Schiff lied about the information gleaned in these depositions for over two years. So did other official confederates of the Obama administration and their media buddies. You can see for yourself. Under oath, every one of them swore they had no credible evidence of any “Russian collusion” with the Trump campaign.
Wuhan Virus
Neil Ferguson, who formulated the most alarming model of the Wuhan virus (as he had of prior diseases), predicting up to 2.2 million U.S. deaths, resigned from his position on the UK’s Scientific Advisory Group on Emergencies after it was revealed that, contrary to his admonition that everybody stay home, his married lover twice visited him at his home, even though she had told others at the time that she suspected that her husband had contracted the virus.
It’s part of an international trend of those telling us what to do ignoring their advice themselves, like Michelle Obama’s robocalls to D.C. residents telling them to stay inside at the very time her husband was out golfing. Or Mayor De Blasio and his wife hiking in a park distant from their residence.
Genomic studies of the virus indicate most of the detected virus samples are linked to New York. The only outlier is the Pacific Northwest.

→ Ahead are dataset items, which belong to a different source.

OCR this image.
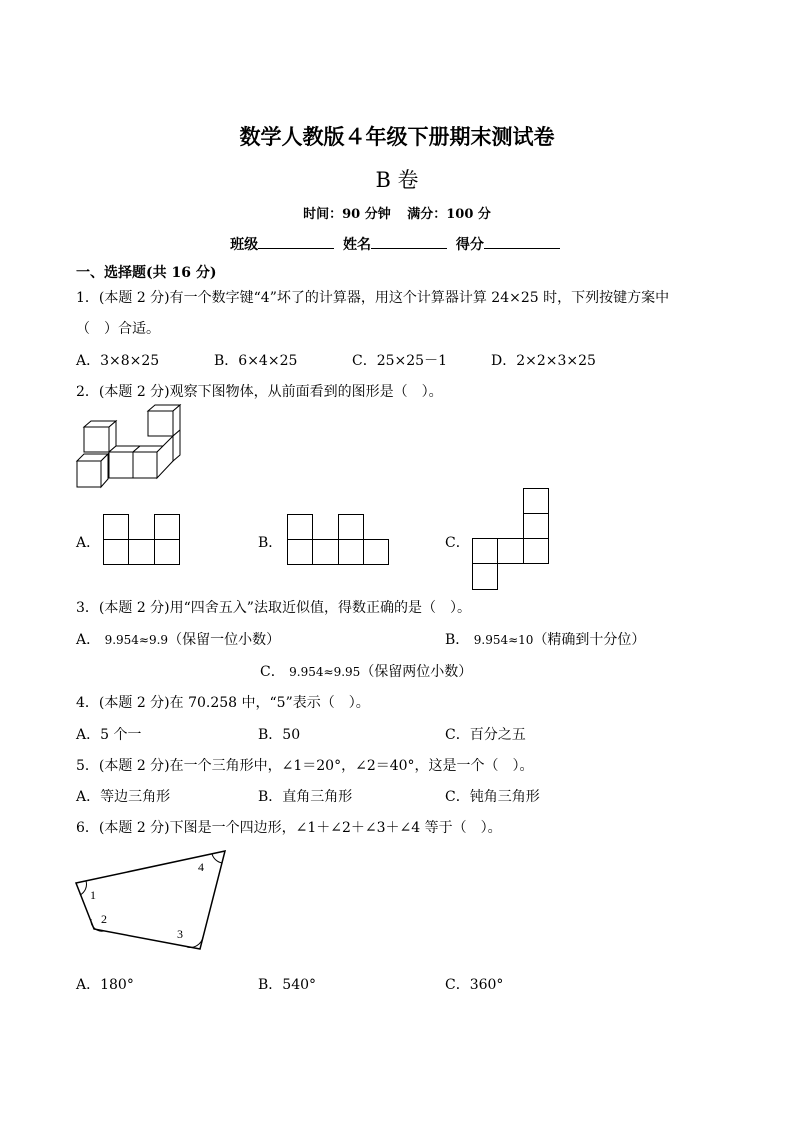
数学人教版４年级下册期末测试卷
B 卷
时间：90 分钟 满分：100 分
班级	姓名	得分
一、选择题(共 16 分)
1．(本题 2 分)有一个数字键“4”坏了的计算器，用这个计算器计算 24×25 时，下列按键方案中
（　）合适。
A．3×8×25	B．6×4×25	C．25×25－1	D．2×2×3×25
2．(本题 2 分)观察下图物体，从前面看到的图形是（　）。
A．	B．	C．
3．(本题 2 分)用“四舍五入”法取近似值，得数正确的是（　）。
A． 9.954≈9.9（保留一位小数）	B． 9.954≈10（精确到十分位）
C． 9.954≈9.95（保留两位小数）
4．(本题 2 分)在 70.258 中，“5”表示（　）。
A．5 个一	B．50	C．百分之五
5．(本题 2 分)在一个三角形中，∠1＝20°，∠2＝40°，这是一个（　）。
A．等边三角形	B．直角三角形	C．钝角三角形
6．(本题 2 分)下图是一个四边形，∠1＋∠2＋∠3＋∠4 等于（　）。
1
2
3
4
A．180°	B．540°	C．360°
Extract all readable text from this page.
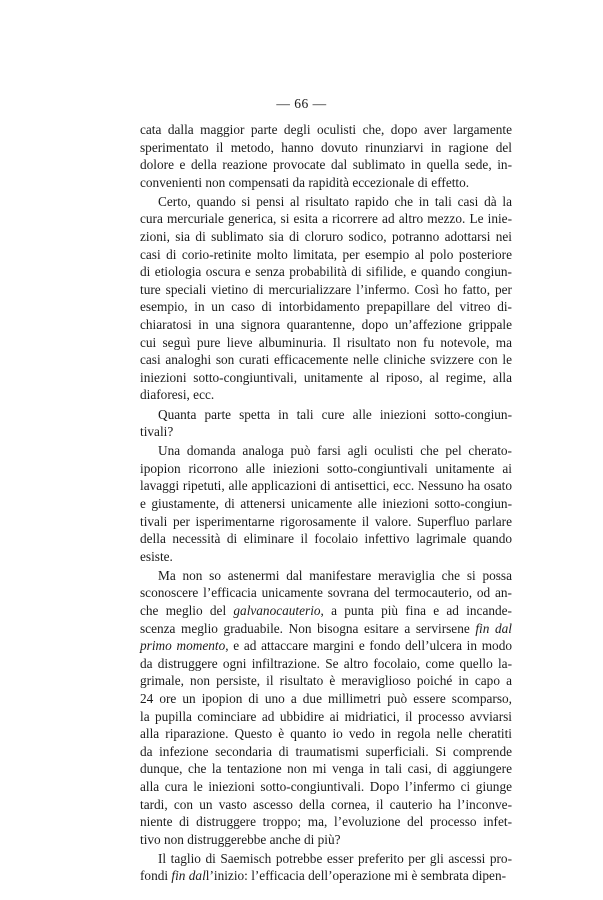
— 66 —
cata dalla maggior parte degli oculisti che, dopo aver largamente
sperimentato il metodo, hanno dovuto rinunziarvi in ragione del
dolore e della reazione provocate dal sublimato in quella sede, in-
convenienti non compensati da rapidità eccezionale di effetto.
Certo, quando si pensi al risultato rapido che in tali casi dà la
cura mercuriale generica, si esita a ricorrere ad altro mezzo. Le inie-
zioni, sia di sublimato sia di cloruro sodico, potranno adottarsi nei
casi di corio-retinite molto limitata, per esempio al polo posteriore
di etiologia oscura e senza probabilità di sifilide, e quando congiun-
ture speciali vietino di mercurializzare l’infermo. Così ho fatto, per
esempio, in un caso di intorbidamento prepapillare del vitreo di-
chiaratosi in una signora quarantenne, dopo un’affezione grippale
cui seguì pure lieve albuminuria. Il risultato non fu notevole, ma
casi analoghi son curati efficacemente nelle cliniche svizzere con le
iniezioni sotto-congiuntivali, unitamente al riposo, al regime, alla
diaforesi, ecc.
Quanta parte spetta in tali cure alle iniezioni sotto-congiun-
tivali?
Una domanda analoga può farsi agli oculisti che pel cherato-
ipopion ricorrono alle iniezioni sotto-congiuntivali unitamente ai
lavaggi ripetuti, alle applicazioni di antisettici, ecc. Nessuno ha osato
e giustamente, di attenersi unicamente alle iniezioni sotto-congiun-
tivali per isperimentarne rigorosamente il valore. Superfluo parlare
della necessità di eliminare il focolaio infettivo lagrimale quando
esiste.
Ma non so astenermi dal manifestare meraviglia che si possa
sconoscere l’efficacia unicamente sovrana del termocauterio, od an-
che meglio del galvanocauterio, a punta più fina e ad incande-
scenza meglio graduabile. Non bisogna esitare a servirsene fin dal
primo momento, e ad attaccare margini e fondo dell’ulcera in modo
da distruggere ogni infiltrazione. Se altro focolaio, come quello la-
grimale, non persiste, il risultato è meraviglioso poiché in capo a
24 ore un ipopion di uno a due millimetri può essere scomparso,
la pupilla cominciare ad ubbidire ai midriatici, il processo avviarsi
alla riparazione. Questo è quanto io vedo in regola nelle cheratiti
da infezione secondaria di traumatismi superficiali. Si comprende
dunque, che la tentazione non mi venga in tali casi, di aggiungere
alla cura le iniezioni sotto-congiuntivali. Dopo l’infermo ci giunge
tardi, con un vasto ascesso della cornea, il cauterio ha l’inconve-
niente di distruggere troppo; ma, l’evoluzione del processo infet-
tivo non distruggerebbe anche di più?
Il taglio di Saemisch potrebbe esser preferito per gli ascessi pro-
fondi fin dall’inizio: l’efficacia dell’operazione mi è sembrata dipen-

Rebellions against the stringent gubernatorial flu orders are growing and spreading from state to state. This week’s heroine was Shelley Luther, a Dallas, Texas hairdresser who reopened her shop following the CDC guidelines. After her arrest, Judge Eric Moyé accused her of selfishness and demanded she apologize and shutter the salon. She explained that she was not being selfish, that she had to reopen so she could feed her kids and her staff could feed theirs. The judge, who seems to have studied at the feet of Anatole France (“In its majestic equality, the law forbids rich and poor alike to sleep under bridges, beg in the streets and steal loaves of bread.”) gave her a stiff fine and jail sentence. Texas’s attorney general and governor said she should be released, and the Texas Supreme Court so ordered. In a telling mark of how sick we all are of this nonsense, the last time I saw it, a Go Fund Me site set up for her raised within days $500,000 for her defense. Ted Cruz made a point of heading there to get his hair trimmed. (By the way, why does Dr. Fauci’s hair always look so neatly trimmed when all the barbershops in the D.C. metro area are legally shuttered?)